Hi @joaomiranda,
I don't see cutadapt being used in the provenance of your table-single2.qzv, are you sure you used the right input file there?
A few different things can be happening leading to you having even less reads in the second run. For one, is it possible you started with less reads after cutadapt? Check to see what your starting reads were between the 2 runs after you ran cutadapt.
Something I like to do with cutadapt if know for a fact that my primers are still intact is to set the --p-discard-untrimmed
, this will discard any reads that didn't actually have those primers in them. I justify this by saying anything that is in there without the primers it not what I targeted. This will toss away a bunch of those potentially unannotated features you're seeing.
Next, in your first run you trimmed 65 nt from your 5' and truncate at 240 from your 3'. In the second run you actually trim less from the 5' with 40 and truncate to the same 240 spot. From looking at your quality plots I'm not surprised you're seeing such a massive drop at the initial filtering step of DADA2. Unfortunately your quality scores are quite low on your 5'. If I were you I would trim at least 51 nt to get you passed that initial dip in quality scores, I'd also try a second run with 80+ nt trimming to see you pass that second odd dip too. Luckily for you even if you were to trim that much from the 5' you should still capture a bunch of the V4 region and that should still give you decent resolution.
Now moving to your classification issues, again 2 things come to mind.

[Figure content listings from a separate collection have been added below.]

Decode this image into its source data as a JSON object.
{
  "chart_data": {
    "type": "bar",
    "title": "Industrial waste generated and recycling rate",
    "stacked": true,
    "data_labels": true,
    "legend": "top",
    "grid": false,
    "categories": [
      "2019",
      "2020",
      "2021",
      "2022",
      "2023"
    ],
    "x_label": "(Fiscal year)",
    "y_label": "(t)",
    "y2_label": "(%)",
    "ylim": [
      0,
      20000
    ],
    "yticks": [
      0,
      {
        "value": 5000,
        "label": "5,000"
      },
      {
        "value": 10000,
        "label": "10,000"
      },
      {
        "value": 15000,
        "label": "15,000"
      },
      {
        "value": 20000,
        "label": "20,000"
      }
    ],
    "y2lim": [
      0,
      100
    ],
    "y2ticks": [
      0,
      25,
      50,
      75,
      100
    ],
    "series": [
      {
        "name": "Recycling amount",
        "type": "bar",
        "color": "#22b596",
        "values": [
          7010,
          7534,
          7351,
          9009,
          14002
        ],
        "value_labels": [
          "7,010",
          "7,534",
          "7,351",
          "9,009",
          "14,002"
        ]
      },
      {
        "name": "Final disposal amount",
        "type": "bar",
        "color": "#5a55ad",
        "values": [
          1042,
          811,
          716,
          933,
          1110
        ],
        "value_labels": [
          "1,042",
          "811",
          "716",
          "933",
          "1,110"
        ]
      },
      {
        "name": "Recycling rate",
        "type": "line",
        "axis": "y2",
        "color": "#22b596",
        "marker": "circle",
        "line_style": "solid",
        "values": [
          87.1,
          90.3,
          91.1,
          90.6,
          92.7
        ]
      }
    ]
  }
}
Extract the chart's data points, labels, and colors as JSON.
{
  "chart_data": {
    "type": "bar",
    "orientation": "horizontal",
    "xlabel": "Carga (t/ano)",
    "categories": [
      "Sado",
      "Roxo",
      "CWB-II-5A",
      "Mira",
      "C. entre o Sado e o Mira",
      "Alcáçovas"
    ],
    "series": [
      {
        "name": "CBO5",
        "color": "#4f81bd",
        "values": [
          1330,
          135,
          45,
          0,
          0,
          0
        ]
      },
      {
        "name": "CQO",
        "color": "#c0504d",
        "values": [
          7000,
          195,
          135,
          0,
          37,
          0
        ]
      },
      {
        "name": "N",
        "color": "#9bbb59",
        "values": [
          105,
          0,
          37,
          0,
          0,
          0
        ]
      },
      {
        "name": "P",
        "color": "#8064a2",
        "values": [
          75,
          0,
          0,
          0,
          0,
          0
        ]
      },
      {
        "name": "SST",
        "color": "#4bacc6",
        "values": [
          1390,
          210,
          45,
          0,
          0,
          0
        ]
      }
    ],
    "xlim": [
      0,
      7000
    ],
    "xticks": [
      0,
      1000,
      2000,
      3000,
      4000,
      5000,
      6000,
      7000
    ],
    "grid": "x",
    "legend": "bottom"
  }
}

First, did you see @Keegan-Evans 's recommendation about filtering out host reads?
There's a previous discussion on this if you want to see an example of what to do here. You can use much lower % identity and alignment than what I did a few years ago in that post. The idea is to just filter your reads to toss away anything that doesn't look like 16S, we're not looking for perfect matches at that step.
The second I noticed was that when you are extracting your reads for training the feature-classifier, you are truncating your reads at 200 with no trimming, however your dada2 parameters have you doing a 40/240 trim/truncate. What is essentially happening here is that the region you have extracted and trained your classifier is different than the ones where your ASVs represent. So, as @Keegan-Evans already mentioned:
I'm not sure if that is going to resolve all your classification issues, but it should certainly improve it! I'm of the opinion that you are getting a lot of reads that are coming from the host cells and are not true bacteria reads. One easy thing you can do to check this, is just find some of those ASV sequences that are not hitting past Domain/Phyla level and BLAST a few of them to see what they actually hit. The rep-seq visualizer already provides you with hyperlinks to BLASTn so is super easy to do.
Try these out and get back to us, hopefully we'll se some improvements!